You’ve reached Defense One’s Global Business Brief, coming to you this week from Bradley International Airport in Hartford, where your correspondent is returning from perhaps the coolest assignment of his career. Come back next week to find out more! In the meantime, send your tips, comments, and random thoughts to mweisgerber@defenseone.com, or hit me up on Twitter: @MarcusReports. Check out the GBB archive here, and tell your friends to subscribe!
From Defense One
Kendall: The Pentagon's Spending Less on Weapons, So Let Me Keep My Job // Marcus Weisgerber
A 30-year-low in cost growth is part of the defense acquisition undersecretary's closing argument for why Congress shouldn't eliminate his position.
Echoes of Future War: How the Fight for Mosul Will Change IED Science // Patrick Tucker
Reseachers are using seismic sensors to learn about enemy weapons — and one day, even to find them as they fire.
The Air Force Doesn't Know How to Test Its Future Robotic Wingmen // Patrick Tucker
How do you surprise a drone that can revise its strategy hundreds of times in an eyeblink?
Competition for Pentagon Work is Declining
The two-decade trends of bigger programs and defense industry consolidation have made it ever harder for the Pentagon to mount good price-dropping competitions for its contracts. This seemed to have reached its nadir a few years ago, when Sikorsky was the only company that bid for an Air Force search-and-rescue helicopter project.
And yet, after six years of acquisition reforms spearheaded by Frank Kendall, defense undersecretary for acquisition, technology and logistics, competition is actually declining, according to a new report.
“We’re putting some attention on that,” Kendall said last week.

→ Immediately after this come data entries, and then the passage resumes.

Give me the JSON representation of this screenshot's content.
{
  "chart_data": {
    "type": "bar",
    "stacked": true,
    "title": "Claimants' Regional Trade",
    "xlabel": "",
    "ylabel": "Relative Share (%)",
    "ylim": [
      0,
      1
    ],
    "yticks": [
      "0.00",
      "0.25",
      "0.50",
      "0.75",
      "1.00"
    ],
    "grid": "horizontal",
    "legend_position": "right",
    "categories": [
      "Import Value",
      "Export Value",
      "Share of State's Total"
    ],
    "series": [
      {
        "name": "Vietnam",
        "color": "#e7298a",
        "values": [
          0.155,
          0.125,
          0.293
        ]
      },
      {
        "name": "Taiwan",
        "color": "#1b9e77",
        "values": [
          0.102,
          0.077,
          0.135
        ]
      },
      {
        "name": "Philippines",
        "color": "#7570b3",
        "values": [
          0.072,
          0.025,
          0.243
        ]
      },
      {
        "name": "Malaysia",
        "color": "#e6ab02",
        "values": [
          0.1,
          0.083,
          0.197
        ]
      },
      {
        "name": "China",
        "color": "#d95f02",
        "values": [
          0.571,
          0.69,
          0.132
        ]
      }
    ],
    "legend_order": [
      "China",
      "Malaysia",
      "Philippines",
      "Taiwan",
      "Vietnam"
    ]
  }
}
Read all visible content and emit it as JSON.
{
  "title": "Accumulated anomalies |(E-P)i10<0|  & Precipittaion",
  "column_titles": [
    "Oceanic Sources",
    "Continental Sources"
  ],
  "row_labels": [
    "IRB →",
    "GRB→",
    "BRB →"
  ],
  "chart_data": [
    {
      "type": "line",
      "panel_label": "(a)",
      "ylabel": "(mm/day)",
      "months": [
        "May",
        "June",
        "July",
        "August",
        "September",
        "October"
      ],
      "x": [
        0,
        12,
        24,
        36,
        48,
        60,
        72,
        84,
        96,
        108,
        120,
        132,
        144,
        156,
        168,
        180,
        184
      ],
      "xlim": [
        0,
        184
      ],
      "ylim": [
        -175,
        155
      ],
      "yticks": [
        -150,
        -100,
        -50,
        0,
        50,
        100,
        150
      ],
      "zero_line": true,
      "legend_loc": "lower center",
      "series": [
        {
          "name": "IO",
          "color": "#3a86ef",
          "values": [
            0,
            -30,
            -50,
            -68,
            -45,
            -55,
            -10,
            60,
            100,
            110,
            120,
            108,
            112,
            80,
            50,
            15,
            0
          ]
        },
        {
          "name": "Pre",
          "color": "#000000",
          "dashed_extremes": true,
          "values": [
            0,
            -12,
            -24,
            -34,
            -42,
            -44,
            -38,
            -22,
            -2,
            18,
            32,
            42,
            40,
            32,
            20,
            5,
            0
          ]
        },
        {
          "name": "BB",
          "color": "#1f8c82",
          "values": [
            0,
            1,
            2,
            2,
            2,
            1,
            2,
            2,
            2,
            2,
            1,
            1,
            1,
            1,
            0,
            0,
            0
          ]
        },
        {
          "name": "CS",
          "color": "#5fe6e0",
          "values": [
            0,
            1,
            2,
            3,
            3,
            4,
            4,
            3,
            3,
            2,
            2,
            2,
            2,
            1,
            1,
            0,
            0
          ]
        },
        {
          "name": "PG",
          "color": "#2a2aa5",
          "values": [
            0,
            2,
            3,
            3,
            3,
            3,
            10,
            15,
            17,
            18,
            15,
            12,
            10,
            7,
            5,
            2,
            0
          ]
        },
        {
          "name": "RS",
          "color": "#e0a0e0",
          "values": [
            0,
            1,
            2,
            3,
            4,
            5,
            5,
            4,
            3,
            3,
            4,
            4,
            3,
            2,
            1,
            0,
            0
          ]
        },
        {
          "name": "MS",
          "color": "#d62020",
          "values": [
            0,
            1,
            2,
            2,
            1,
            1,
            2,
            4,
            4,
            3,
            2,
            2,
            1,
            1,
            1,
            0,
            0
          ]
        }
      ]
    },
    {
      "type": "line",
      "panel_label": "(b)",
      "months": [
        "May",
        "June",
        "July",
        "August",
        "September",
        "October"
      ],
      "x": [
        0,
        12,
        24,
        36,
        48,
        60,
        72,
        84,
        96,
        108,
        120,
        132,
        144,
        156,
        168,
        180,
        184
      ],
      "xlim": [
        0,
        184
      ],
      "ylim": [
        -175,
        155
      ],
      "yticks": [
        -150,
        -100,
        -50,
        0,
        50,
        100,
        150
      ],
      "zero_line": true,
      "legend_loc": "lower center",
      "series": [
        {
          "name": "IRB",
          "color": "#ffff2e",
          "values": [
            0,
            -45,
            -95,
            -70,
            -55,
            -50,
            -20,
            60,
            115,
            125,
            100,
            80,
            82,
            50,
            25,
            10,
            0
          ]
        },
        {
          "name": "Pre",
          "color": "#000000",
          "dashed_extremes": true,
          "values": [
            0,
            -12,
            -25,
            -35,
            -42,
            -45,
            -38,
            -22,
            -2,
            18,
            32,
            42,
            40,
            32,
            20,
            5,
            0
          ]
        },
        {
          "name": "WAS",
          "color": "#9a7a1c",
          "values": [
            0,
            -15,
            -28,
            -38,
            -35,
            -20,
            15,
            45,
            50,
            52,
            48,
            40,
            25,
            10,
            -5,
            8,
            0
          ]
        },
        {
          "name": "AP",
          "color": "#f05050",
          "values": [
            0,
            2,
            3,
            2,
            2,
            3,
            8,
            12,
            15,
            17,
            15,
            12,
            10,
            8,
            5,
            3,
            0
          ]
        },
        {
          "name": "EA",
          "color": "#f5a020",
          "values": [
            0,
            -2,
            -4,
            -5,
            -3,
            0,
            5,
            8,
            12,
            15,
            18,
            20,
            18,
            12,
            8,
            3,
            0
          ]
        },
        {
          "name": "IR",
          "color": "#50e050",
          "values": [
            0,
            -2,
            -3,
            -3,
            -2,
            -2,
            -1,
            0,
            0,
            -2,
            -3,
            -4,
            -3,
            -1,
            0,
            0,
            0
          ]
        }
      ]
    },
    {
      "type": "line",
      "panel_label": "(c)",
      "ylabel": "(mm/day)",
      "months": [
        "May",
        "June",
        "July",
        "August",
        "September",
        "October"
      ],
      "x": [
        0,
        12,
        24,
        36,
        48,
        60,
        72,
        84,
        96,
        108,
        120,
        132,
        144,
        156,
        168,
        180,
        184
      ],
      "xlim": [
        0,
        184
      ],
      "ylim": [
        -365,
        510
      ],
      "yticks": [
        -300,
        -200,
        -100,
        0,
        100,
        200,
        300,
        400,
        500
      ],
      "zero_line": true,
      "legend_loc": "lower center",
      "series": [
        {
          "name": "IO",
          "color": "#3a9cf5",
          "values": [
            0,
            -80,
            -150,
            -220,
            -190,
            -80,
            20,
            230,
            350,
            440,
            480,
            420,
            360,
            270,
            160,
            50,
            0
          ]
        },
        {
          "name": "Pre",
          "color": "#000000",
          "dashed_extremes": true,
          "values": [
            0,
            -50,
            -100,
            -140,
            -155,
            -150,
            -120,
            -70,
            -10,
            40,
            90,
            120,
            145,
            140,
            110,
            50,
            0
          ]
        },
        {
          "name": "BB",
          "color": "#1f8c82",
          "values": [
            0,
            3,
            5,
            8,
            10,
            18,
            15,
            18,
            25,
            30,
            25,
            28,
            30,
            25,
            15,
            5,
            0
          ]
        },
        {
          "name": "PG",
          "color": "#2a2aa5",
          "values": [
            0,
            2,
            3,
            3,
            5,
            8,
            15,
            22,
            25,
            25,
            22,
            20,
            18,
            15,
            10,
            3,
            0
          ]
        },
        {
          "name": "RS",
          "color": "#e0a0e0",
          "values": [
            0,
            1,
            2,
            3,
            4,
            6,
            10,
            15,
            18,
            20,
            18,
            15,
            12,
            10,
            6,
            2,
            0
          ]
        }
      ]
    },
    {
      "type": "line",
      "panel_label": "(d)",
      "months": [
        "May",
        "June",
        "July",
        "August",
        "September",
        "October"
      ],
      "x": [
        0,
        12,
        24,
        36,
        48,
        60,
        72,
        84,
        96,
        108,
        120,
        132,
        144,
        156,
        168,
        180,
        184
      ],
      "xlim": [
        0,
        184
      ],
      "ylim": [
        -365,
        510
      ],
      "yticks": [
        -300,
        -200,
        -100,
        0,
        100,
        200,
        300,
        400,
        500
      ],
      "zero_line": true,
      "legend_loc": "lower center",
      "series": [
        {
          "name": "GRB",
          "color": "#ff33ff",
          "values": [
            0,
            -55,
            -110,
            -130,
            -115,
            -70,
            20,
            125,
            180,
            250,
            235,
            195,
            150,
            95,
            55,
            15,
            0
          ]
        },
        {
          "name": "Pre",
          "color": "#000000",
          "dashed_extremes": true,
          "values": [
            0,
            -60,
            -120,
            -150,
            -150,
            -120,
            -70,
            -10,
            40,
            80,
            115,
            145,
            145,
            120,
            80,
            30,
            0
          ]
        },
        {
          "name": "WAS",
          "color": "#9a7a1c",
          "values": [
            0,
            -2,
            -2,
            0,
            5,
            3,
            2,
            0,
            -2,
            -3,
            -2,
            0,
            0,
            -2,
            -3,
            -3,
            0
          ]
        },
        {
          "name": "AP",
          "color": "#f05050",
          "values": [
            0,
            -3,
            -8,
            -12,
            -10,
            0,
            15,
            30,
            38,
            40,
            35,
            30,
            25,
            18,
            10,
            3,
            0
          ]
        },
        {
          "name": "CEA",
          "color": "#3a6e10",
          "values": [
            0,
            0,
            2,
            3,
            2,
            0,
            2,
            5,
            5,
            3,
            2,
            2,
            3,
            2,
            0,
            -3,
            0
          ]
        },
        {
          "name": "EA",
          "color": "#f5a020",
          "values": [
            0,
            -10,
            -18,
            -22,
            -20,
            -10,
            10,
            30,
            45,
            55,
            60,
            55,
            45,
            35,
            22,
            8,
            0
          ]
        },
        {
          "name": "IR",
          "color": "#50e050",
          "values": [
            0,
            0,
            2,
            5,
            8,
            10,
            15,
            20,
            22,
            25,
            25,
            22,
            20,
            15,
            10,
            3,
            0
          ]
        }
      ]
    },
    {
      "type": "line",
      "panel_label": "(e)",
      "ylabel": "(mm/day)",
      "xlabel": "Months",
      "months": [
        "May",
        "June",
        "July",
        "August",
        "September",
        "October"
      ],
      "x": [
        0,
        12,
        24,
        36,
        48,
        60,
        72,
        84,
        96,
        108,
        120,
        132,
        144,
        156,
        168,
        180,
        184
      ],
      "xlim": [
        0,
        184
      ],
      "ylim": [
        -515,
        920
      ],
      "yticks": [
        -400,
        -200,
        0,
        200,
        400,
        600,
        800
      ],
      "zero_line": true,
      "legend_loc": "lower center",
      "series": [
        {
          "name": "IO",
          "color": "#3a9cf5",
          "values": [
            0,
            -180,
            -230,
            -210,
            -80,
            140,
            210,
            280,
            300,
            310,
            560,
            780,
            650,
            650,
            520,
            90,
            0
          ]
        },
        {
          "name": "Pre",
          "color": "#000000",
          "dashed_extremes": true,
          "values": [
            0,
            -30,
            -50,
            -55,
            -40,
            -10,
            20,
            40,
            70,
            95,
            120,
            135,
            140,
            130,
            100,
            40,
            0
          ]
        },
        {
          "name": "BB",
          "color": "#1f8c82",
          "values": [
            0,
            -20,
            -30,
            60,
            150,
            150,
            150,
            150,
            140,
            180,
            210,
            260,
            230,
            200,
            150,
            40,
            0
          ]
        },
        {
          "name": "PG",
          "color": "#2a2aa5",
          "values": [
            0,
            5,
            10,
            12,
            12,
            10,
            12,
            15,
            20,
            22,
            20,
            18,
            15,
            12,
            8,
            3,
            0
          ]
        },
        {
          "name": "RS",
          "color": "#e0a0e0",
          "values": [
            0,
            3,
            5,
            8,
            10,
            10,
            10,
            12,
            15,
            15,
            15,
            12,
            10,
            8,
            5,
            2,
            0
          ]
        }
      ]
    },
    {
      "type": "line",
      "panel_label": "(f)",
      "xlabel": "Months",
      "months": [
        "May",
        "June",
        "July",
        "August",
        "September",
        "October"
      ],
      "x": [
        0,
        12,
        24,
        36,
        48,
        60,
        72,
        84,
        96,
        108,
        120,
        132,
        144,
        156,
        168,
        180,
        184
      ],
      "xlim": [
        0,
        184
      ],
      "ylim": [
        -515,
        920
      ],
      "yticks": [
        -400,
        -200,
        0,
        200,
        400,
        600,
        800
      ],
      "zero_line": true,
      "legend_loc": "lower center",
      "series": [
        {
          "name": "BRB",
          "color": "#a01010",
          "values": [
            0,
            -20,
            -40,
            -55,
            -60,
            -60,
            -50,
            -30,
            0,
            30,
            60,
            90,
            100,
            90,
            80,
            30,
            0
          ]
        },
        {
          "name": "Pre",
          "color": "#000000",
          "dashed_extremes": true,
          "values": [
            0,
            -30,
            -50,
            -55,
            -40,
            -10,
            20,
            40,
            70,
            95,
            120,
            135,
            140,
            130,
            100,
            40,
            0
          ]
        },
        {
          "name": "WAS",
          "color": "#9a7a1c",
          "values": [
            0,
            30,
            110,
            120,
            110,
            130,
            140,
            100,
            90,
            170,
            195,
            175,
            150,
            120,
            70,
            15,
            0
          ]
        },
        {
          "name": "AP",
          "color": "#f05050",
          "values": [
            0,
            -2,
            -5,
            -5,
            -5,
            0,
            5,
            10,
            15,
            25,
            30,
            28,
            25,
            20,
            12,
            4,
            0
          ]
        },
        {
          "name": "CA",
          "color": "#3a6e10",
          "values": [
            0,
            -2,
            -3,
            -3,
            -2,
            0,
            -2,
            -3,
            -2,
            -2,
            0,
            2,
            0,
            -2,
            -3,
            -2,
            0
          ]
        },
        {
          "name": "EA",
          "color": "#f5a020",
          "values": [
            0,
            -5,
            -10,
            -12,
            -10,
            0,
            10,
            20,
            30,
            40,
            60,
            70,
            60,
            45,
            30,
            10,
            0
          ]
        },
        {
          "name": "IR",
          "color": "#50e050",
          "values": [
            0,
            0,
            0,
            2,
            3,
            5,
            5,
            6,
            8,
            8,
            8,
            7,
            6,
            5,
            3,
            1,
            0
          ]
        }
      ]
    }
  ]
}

He said, “It’s not a huge shift … a few percentage points,” but “it’s just in the wrong direction for me.”
What’s driving this: high-value, sole-source foreign arms sales (see Saudi Arabia); fewer new projects; and a high percentage of expensive projects, such as ships and aircraft, already in production.
“I think that the reduction in competitions are an effect of the budget situation,” Kendall said. “We tend to do competition more at the earlier stages of the big programs.”
Another factor: “Increased bid-protesting also forces us to award sole-source contracts to bridge until we can let the new contract awards.”
Pentagon leaders have been trying to increase competition for gadgets and gizmos on aircraft, ships and vehicles as a way to drive down costs.
“We’re trying to break things out more. We’re trying to provide paths for more modern technology to get on to programs,” Kendall said.
Week of Earnings
We’ll start with Lockheed Martin, which is projecting a 7 percent increase in sales in 2017, to about $50 billion. “I would say the biggest growth area for us is the F-35,” Marillyn Hewson, the firm’s chairman, CEO and president, said this week. “Certainly we’ve got a lot of international sales on the F-35, and so that will be the largest one. The second one is on missile defense. We’ve seen a lot of demand expanding for missile defense in Asia-Pacific and the Middle East as well as in Europe.
Let’s shift to Boeing. Here’s Dennis Muilenburg, the firm’s chairman, CEO, and president: “We continue to anticipate modest defense spending growth over the next five years. Internationally, demand for our offerings remains healthy as well, in particular for rotorcraft, commercial derivatives, fighters, satellites, and services.” Muilenburg said the company is “continuing to reshape our defense business with a focus on dramatically improving our cost structure. This is further enhancing our competitive position and expanding profitability.”
Safran in Silicon Valley
Pentagon matchmaking notwithstanding, we’ve yet to see U.S. defense firms rushing to set up shop in Silicon Valley, but at least one European aerospace and defense is moving in. France’s Safran announced this week that it would open an office in Redwood City by the end of the year. While it’s not defense focused, per se, the “innovation center” will have “a specific focus on digital payment, digital identity and the Internet of Things.” The tech includes “biometric identification and authentication technologies, featuring fingerprint, facial recognition and iris biometric sensors, cloud-based solutions and software development kits for mobile devices.”